La réforme sera donc celle du gouvernement de Lionel Jospin. Mais quelle réforme ? Une « réformette » destinée à toiletter les dysfonctionnements les plus apparents du système judiciaire tout en préservant les prérogatives d'un État régalien, comme le souhaitent les « jacobins » de tous bords ? Ou une réforme ambitieuse dont l'objectif serait non seulement de couper le lien entre les magistrats du parquet et le gouvernement, mais aussi de modifier de fond en comble la procédure pénale ? Interrogées sur cette question par le nouveau ministre de la Justice Élisabeth Guigou, certaines personnalités de gauche, et notamment Robert Badinter, insisteront sur le danger d'une « République des juges », dont l'indépendance pourrait signifier un abandon de la souveraineté de l'État. Fin septembre, Élisabeth Guigou élabore un pré-projet qui recèle la promesse d'une indépendance mesurée. Le texte prévoit que la chancellerie s'interdira toute intervention directe dans les dossiers individuels. Mais, sur les dossiers où les intérêts de l'État seraient en jeu, le ministre de la Justice conservera son pouvoir de donner des instructions. Le 1er octobre, une ultime réunion se tient rue de Solférino. À cette occasion, l'ancien ministre socialiste de la Justice Henri Nallet, celui-là même qui avait dessaisi le juge Jean-Pierre du dossier Urba, plaide à la surprise générale pour l'indépendance du parquet. Lionel Jospin penche alors définitivement pour une réforme radicale : le projet de loi, présenté en Conseil des ministres le 29 octobre, prévoira la suppression totale des instructions individuelles.

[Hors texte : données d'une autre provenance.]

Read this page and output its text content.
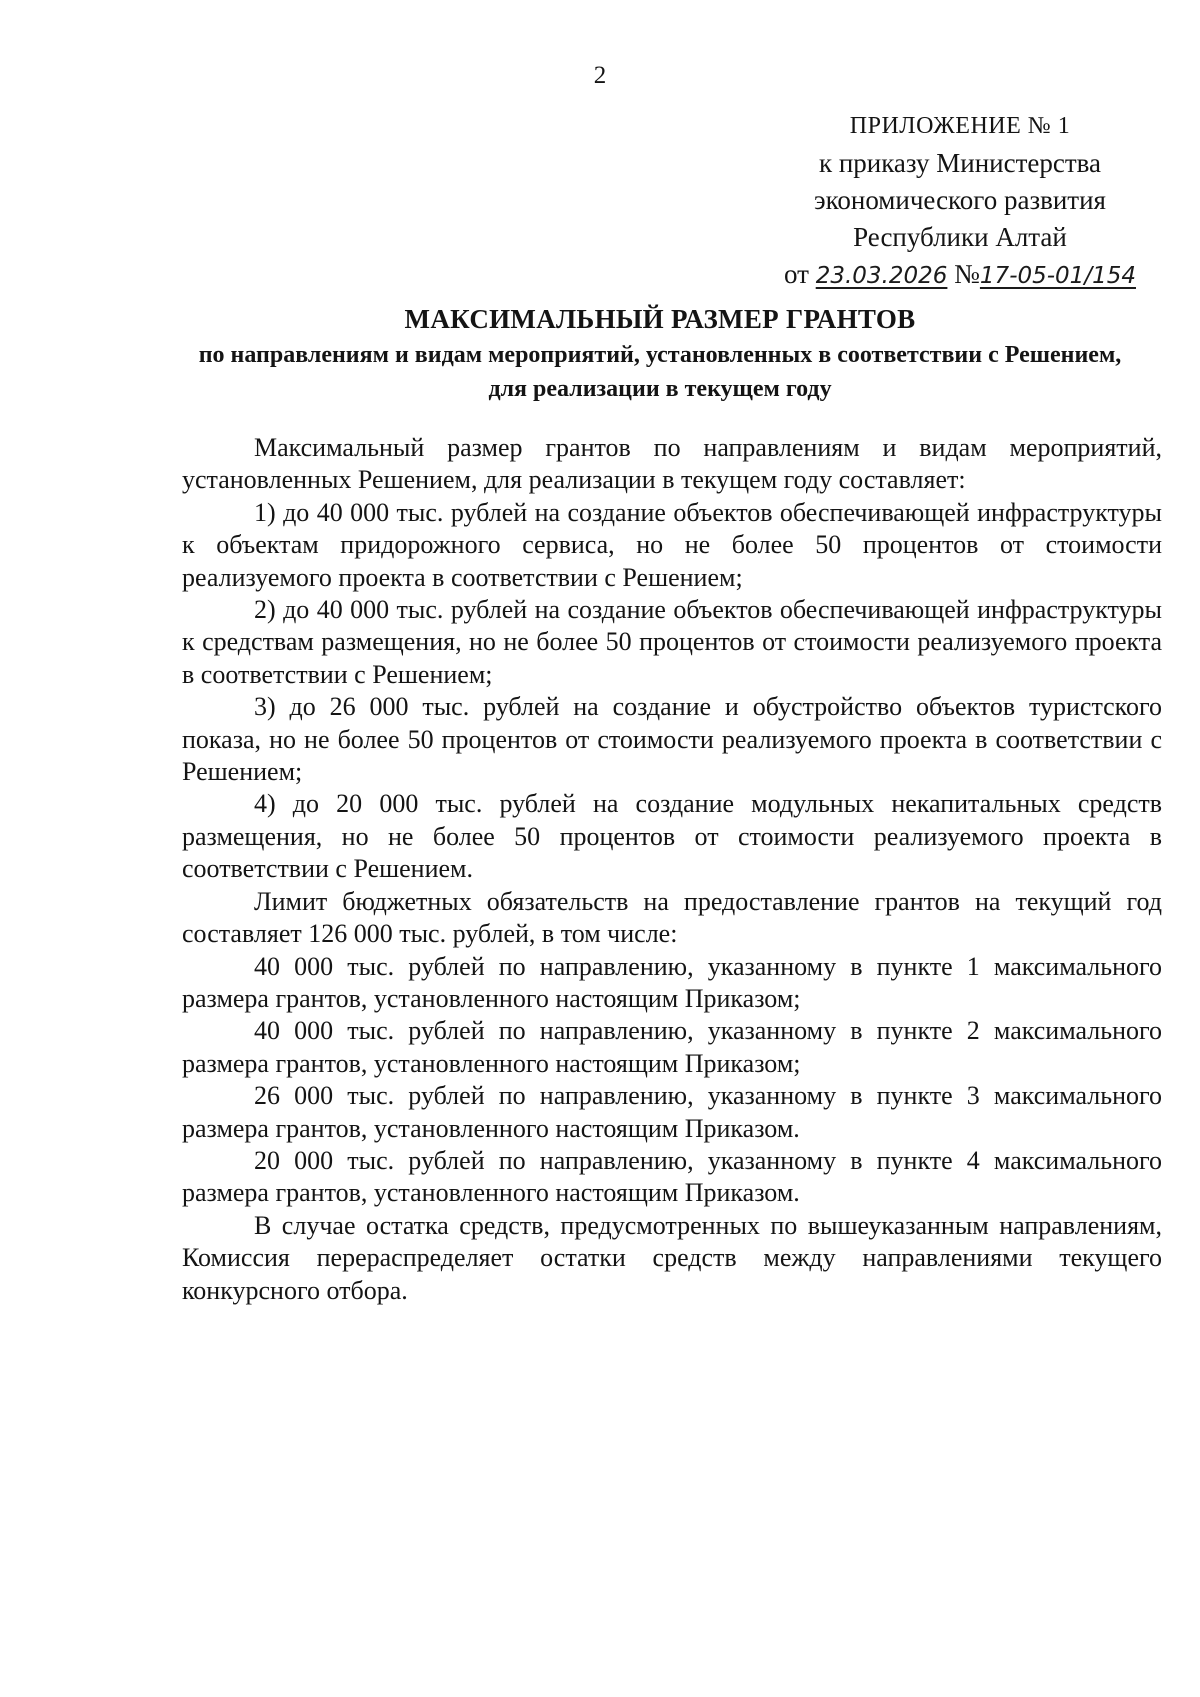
2
ПРИЛОЖЕНИЕ № 1
к приказу Министерства
экономического развития
Республики Алтай
от 23.03.2026 №17-05-01/154
МАКСИМАЛЬНЫЙ РАЗМЕР ГРАНТОВ
по направлениям и видам мероприятий, установленных в соответствии с Решением, для реализации в текущем году

Максимальный размер грантов по направлениям и видам мероприятий, установленных Решением, для реализации в текущем году составляет:

1) до 40 000 тыс. рублей на создание объектов обеспечивающей инфраструктуры к объектам придорожного сервиса, но не более 50 процентов от стоимости реализуемого проекта в соответствии с Решением;

2) до 40 000 тыс. рублей на создание объектов обеспечивающей инфраструктуры к средствам размещения, но не более 50 процентов от стоимости реализуемого проекта в соответствии с Решением;

3) до 26 000 тыс. рублей на создание и обустройство объектов туристского показа, но не более 50 процентов от стоимости реализуемого проекта в соответствии с Решением;

4) до 20 000 тыс. рублей на создание модульных некапитальных средств размещения, но не более 50 процентов от стоимости реализуемого проекта в соответствии с Решением.

Лимит бюджетных обязательств на предоставление грантов на текущий год составляет 126 000 тыс. рублей, в том числе:

40 000 тыс. рублей по направлению, указанному в пункте 1 максимального размера грантов, установленного настоящим Приказом;

40 000 тыс. рублей по направлению, указанному в пункте 2 максимального размера грантов, установленного настоящим Приказом;

26 000 тыс. рублей по направлению, указанному в пункте 3 максимального размера грантов, установленного настоящим Приказом.

20 000 тыс. рублей по направлению, указанному в пункте 4 максимального размера грантов, установленного настоящим Приказом.

В случае остатка средств, предусмотренных по вышеуказанным направлениям, Комиссия перераспределяет остатки средств между направлениями текущего конкурсного отбора.
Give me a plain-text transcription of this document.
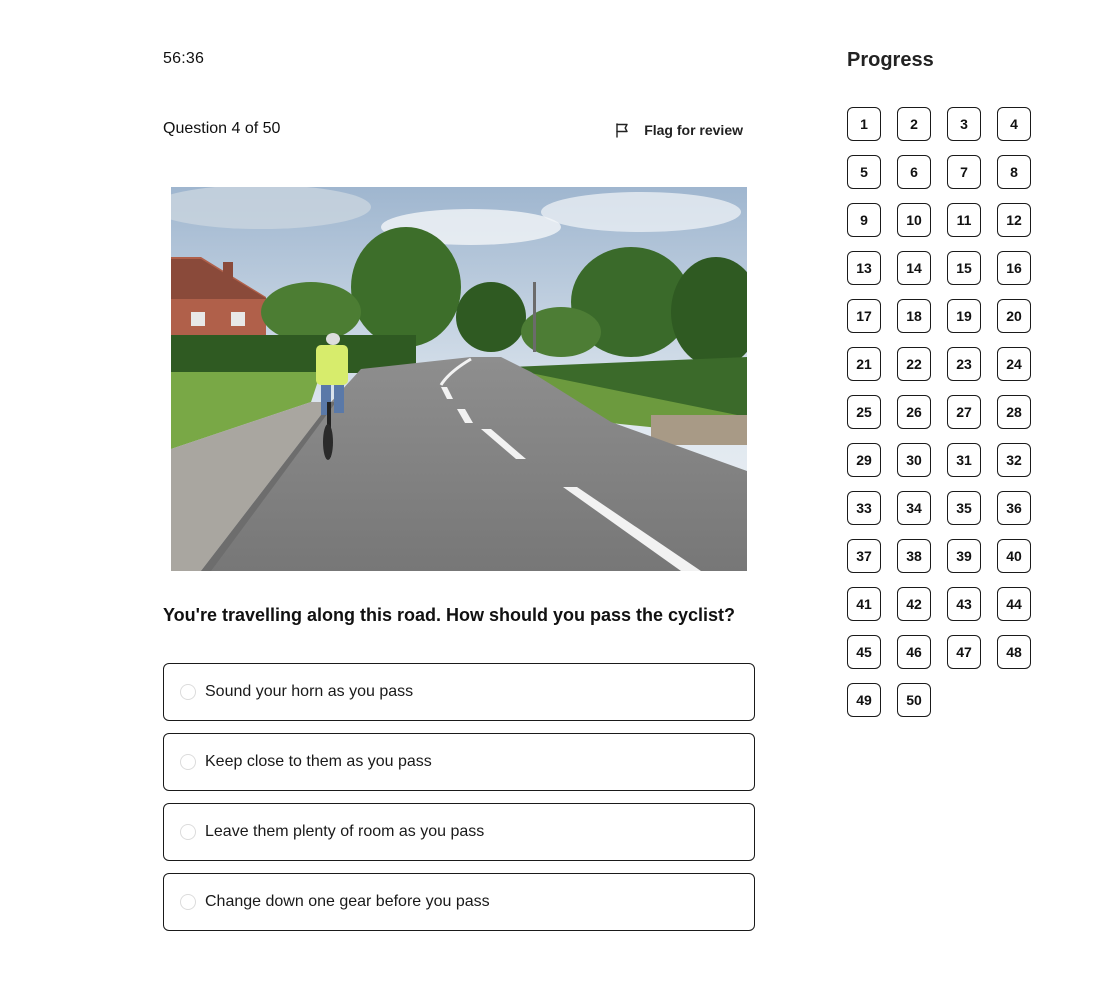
56:36
Question 4 of 50	Flag for review
You're travelling along this road. How should you pass the cyclist?
Sound your horn as you pass
Keep close to them as you pass
Leave them plenty of room as you pass
Change down one gear before you pass
Progress
1	2	3	4
5	6	7	8
9	10	11	12
13	14	15	16
17	18	19	20
21	22	23	24
25	26	27	28
29	30	31	32
33	34	35	36
37	38	39	40
41	42	43	44
45	46	47	48
49	50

Une indépendance sous contrôle

À l'arrivée, les députés plancheront en 1998 sur une imposante série de textes dont la mise en œuvre devrait s'étaler jusqu'en l'an 2000. Le projet d'Élisabeth Guigou s'attache d'abord à donner quelque réalité à l'indépendance du parquet, qui ne sera pas totale. Car si le texte prévoit la suppression des instructions individuelles, ainsi qu'une série de recours contre d'éventuels « classements sans suite », la nomination des procureurs et le déroulement de leur carrière resteront à l'initiative du gouvernement, même si le Conseil supérieur de la magistrature (CSM) est associé aux décisions. Une modification de la composition du CSM est d'ailleurs prévue : il devrait compter dans ses rangs, sur 21 membres, 11 non-magistrats. Le deuxième volet du projet vise à garantir un meilleur respect de la présomption d'innocence. Première innovation : le texte met fin aux pouvoirs du juge d'instruction en matière de détention provisoire (aujourd'hui, près de 40 % des détenus sont des « prévenus »). Désormais, c'est un autre juge qui décidera de l'incarcération comme de la mise en liberté du prévenu. Par ailleurs, des audiences publiques pourront avoir lieu en cours d'instruction, une procédure qui est actuellement (en principe) secrète. Autre changement, qui sera sans doute difficile à mettre en œuvre : l'avocat pourra être présent dès la première heure de garde à vue. Le troisième volet de la réforme, qui a pour titre « une justice au service des citoyens », fourmille d'un nombre impressionnant de mesures visant à rendre le système judiciaire plus efficace et plus rapide. Révision des procédures civiles, développement de l'aide juridique, rénovation du droit des sociétés, modification des règles de saisie immobilière... le programme est ambitieux ! Il sous-tend la mise en œuvre d'une autre réforme de fond, celle de la carte judiciaire, jugée inadaptée par la plupart des observateurs. Or, cette réforme se heurtera immanquablement aux baronnies locales (la France compte 181 tribunaux de grande instance !) et à la grogne des élus locaux et nationaux. Passé au crible du Parlement, le « plan d'urgence pour la justice » d'Élisabeth Guigou gardera-t-il toute sa force innovatrice ? Réponse début 1998.